Sample charges: 1) That in acquiring theatre chains the major producers avoided competing in the same territories and since their output is enough to keep all theatres comfortably full, they can and do exchange pictures and actors freely, meanwhile deny such privileges to independents except upon hard terms. 2) That they insist on block-booking, full-line forcing, high rentals. 3) That as a result, independents are being driven out of business, new competitors are effectively forestalled; independent theatres cannot exercise free choice of films; independent producers find it virtually impossible to market their films; new capital investment is discouraged; theatre patrons in any given community must take whatever films are handed to them; “there is no opportunity for new forms of artistic expression which are not approved by those in control of the major companies. . . .”

Therefore, concluded the Department of Justice, the best thing to do was to force separation of production and distribution from exhibition. As he promised when he took office in March, Assistant Attorney General Thurman Arnold carefully explained his aims. Excerpt: “It is the belief of the Department of Justice that certain rearrangements must be made in the moving-picture industry in order to maintain competitive conditions in the future. Those rearrangements require a more constructive effort than mere prosecution for past practices. . . . Under this policy a lawsuit should be considered as the beginning of co-operation between the courts, the legislature, the Department of Justice and the industry to achieve a common end. . . .”

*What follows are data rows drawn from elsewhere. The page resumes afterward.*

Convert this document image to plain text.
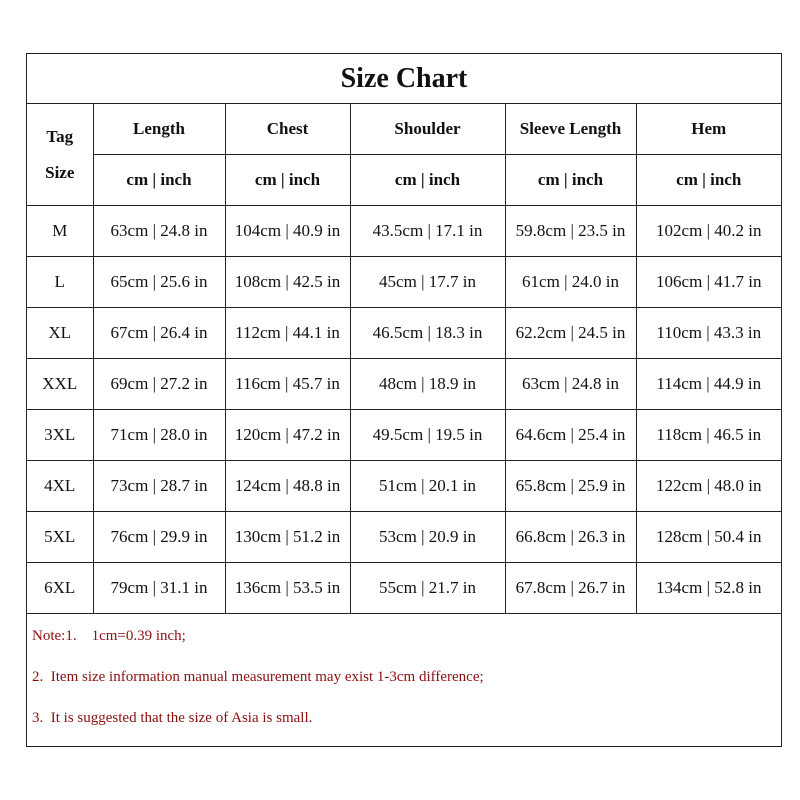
Size Chart
Tag
Size	Length	Chest	Shoulder	Sleeve Length	Hem
	cm | inch	cm | inch	cm | inch	cm | inch	cm | inch
M	63cm | 24.8 in	104cm | 40.9 in	43.5cm | 17.1 in	59.8cm | 23.5 in	102cm | 40.2 in
L	65cm | 25.6 in	108cm | 42.5 in	45cm | 17.7 in	61cm | 24.0 in	106cm | 41.7 in
XL	67cm | 26.4 in	112cm | 44.1 in	46.5cm | 18.3 in	62.2cm | 24.5 in	110cm | 43.3 in
XXL	69cm | 27.2 in	116cm | 45.7 in	48cm | 18.9 in	63cm | 24.8 in	114cm | 44.9 in
3XL	71cm | 28.0 in	120cm | 47.2 in	49.5cm | 19.5 in	64.6cm | 25.4 in	118cm | 46.5 in
4XL	73cm | 28.7 in	124cm | 48.8 in	51cm | 20.1 in	65.8cm | 25.9 in	122cm | 48.0 in
5XL	76cm | 29.9 in	130cm | 51.2 in	53cm | 20.9 in	66.8cm | 26.3 in	128cm | 50.4 in
6XL	79cm | 31.1 in	136cm | 53.5 in	55cm | 21.7 in	67.8cm | 26.7 in	134cm | 52.8 in
Note:1.    1cm=0.39 inch;
2.  Item size information manual measurement may exist 1-3cm difference;
3.  It is suggested that the size of Asia is small.
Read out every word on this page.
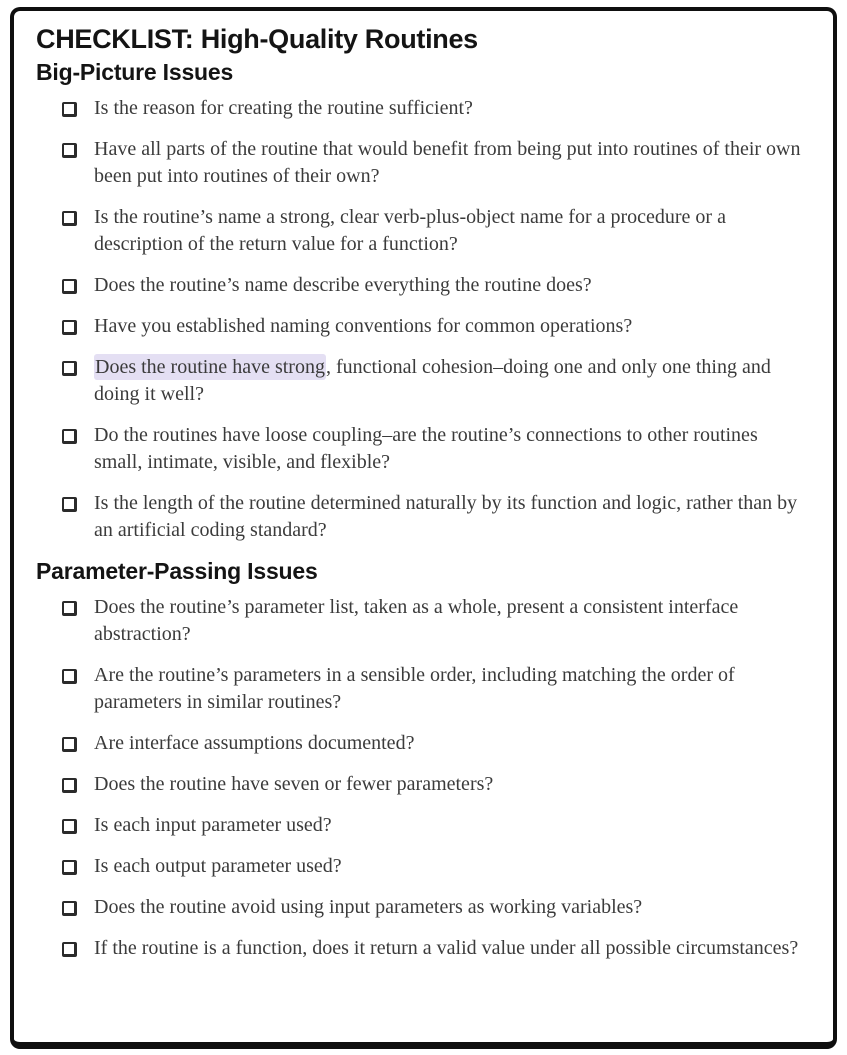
CHECKLIST: High-Quality Routines
Big-Picture Issues
Is the reason for creating the routine sufficient?
Have all parts of the routine that would benefit from being put into routines of their own been put into routines of their own?
Is the routine’s name a strong, clear verb-plus-object name for a procedure or a description of the return value for a function?
Does the routine’s name describe everything the routine does?
Have you established naming conventions for common operations?
Does the routine have strong, functional cohesion–doing one and only one thing and doing it well?
Do the routines have loose coupling–are the routine’s connections to other routines small, intimate, visible, and flexible?
Is the length of the routine determined naturally by its function and logic, rather than by an artificial coding standard?
Parameter-Passing Issues
Does the routine’s parameter list, taken as a whole, present a consistent interface abstraction?
Are the routine’s parameters in a sensible order, including matching the order of parameters in similar routines?
Are interface assumptions documented?
Does the routine have seven or fewer parameters?
Is each input parameter used?
Is each output parameter used?
Does the routine avoid using input parameters as working variables?
If the routine is a function, does it return a valid value under all possible circumstances?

Taking this at its face value, thin-lipped Cinema Tsar Will Hays replied: “Motion-picture producers, wholesale distributors and leading exhibitors of the nation will generally welcome the prospect of a comprehensive, fair and conclusive endeavor to clarify the application of existing laws to the trade customs inherent in the development of the motion-picture industry. . . .”

Last week the U. S. Government also did the following for and to U. S. Business:

¶Began applying the “death sentence” to the utility industry.

¶Considered taxing future issues of State and Federal bonds, heretofore taxexempt. Sent to the Treasury by the Department of Justice was a five-volume report offering the opinion that such taxation would probably be upheld by the Supreme Court “under the present trend” but should not be made retroactive. Opposition meanwhile gathered quietly in a group of men representing 17 States and called the Conference on State Defense. It was said to fear that the New Deal, having taxed everything from U. S. bonds to U. S. credulity, might next try taxing the States themselves.

¶Fined 17 of the 46 defendants found guilty of conspiracy to fix gasoline prices in the Madison oil trials last January. Federal Judge Patrick Stone fined twelve companies and five individuals an aggregate of $65,000, let ten individuals and one company go scot-free, offered a new trial for 15 individuals and three companies. Those fined immediately appealed.

¶Took first step under the Natural Gas Act of 1938 to lower gas rates. The Federal Power Commission gave Hope Natural Gas Co. of West Virginia 30 days to answer complaints that it was charging too much for gas in Cleveland.

*The eight: Paramount Pictures, Inc.; Loew’s, Inc.; Irving Trust Co. as trustee in bankruptcy for Radio-Keith-Orpheum Corp.; Warner Bros. Pictures, Inc.; Twentieth Century-Fox Film Corp.; Columbia Pictures Corp.; Universal Corp.; United Artists Corp.